Aldosterone induces myocyte apoptosis in the heart and skeletal muscles of rats in vivo

Over activation of the renin–angiotensin–aldosterone system is known to be cardiotoxic but the potential injurious effects on the skeletal musculature have not been investigated. Male Wistar rats were given subcutaneous injections of aldosterone (1 μg–10 mg kg–1) and killed 7 h later, or continuous infusion (1 mg kg–1 d–1) and killed 48 h later. The role of the mineralocorticoid receptor in mediating aldosterone-induced apoptosis in vivo was investigated using spironolactone (200 mg kg–1). The number of apoptotic (caspase 3 positive) myocytes was counted on cryosections of the heart, soleus and Tibialis Anterior muscles. Injections of aldosterone induced significant (P < 0.05) cardiomyocyte apoptosis (peak = 2.46 ± 0.6 per 104 viable myocytes) over the range of 100 μg–10 mg kg–1, whereas only administration of 1 mg kg–1 induced significant (P < 0.05) apoptosis (2.47 ± 0.8 per 104 viable myocytes) in the soleus muscle.

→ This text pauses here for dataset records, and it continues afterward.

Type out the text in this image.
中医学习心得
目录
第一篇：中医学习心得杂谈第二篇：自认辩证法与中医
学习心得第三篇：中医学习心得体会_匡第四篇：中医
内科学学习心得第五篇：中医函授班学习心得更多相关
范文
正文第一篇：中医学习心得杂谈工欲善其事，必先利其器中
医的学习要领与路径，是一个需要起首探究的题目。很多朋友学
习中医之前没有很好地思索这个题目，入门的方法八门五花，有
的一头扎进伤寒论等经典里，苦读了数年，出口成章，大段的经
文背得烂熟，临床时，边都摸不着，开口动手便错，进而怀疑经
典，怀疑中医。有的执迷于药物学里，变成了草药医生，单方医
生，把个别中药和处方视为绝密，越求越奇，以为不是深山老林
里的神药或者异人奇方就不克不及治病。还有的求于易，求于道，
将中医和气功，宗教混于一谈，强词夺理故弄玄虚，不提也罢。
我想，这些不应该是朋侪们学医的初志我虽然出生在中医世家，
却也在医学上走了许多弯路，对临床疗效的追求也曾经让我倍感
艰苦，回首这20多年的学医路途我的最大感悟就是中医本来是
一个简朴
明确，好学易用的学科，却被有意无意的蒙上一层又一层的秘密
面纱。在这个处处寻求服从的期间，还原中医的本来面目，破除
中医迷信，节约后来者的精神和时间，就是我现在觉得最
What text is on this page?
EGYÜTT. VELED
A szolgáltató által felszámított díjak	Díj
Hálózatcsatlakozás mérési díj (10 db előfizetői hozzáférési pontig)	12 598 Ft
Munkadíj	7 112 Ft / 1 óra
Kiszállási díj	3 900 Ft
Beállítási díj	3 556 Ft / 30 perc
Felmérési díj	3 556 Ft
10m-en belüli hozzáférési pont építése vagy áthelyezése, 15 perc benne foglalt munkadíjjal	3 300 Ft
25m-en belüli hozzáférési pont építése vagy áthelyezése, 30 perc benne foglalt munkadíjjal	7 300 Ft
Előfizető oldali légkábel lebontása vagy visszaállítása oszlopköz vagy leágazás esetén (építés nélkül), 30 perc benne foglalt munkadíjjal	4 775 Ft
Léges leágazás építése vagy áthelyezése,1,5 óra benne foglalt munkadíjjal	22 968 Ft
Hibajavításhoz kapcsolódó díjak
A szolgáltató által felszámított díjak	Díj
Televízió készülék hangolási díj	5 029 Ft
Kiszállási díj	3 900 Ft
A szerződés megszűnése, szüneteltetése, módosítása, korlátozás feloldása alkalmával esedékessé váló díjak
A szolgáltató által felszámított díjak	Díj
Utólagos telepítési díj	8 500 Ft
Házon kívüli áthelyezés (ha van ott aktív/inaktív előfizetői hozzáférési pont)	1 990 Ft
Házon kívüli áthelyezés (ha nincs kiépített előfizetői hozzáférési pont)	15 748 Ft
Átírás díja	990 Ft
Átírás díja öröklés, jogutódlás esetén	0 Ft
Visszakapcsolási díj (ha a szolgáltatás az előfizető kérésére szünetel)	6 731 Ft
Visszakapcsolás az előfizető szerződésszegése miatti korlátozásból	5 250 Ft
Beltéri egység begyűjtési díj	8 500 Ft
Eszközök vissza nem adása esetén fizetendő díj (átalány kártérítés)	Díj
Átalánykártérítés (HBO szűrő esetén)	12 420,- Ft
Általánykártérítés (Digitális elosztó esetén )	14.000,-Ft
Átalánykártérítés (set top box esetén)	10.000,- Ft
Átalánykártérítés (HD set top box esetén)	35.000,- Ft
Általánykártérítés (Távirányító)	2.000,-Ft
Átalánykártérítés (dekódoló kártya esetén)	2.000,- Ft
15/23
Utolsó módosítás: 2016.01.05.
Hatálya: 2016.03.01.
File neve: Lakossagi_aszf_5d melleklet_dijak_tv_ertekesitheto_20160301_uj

In contrast, no apoptosis was detected in the striated muscles after administration of only the vehicle. Infusion of aldosterone induced less apoptosis than the same dose (1 mg kg–1) given as a single injection. Prior administration of spironolactone significantly (P < 0.05) protected the heart (90%) and soleus muscle (79%) against the apoptosis induced by a single injection of 1 mg kg–1 aldosterone. These data confirm a myotoxic effect of aldosterone on the heart and provide the first description of aldosterone-induced myocyte apoptosis in skeletal muscle. High circulating levels of aldosterone are clearly capable of damaging all types of striated muscle and this may lend support to the concept that heart failure is a generalised, rather than cardiac-specific, myopathy.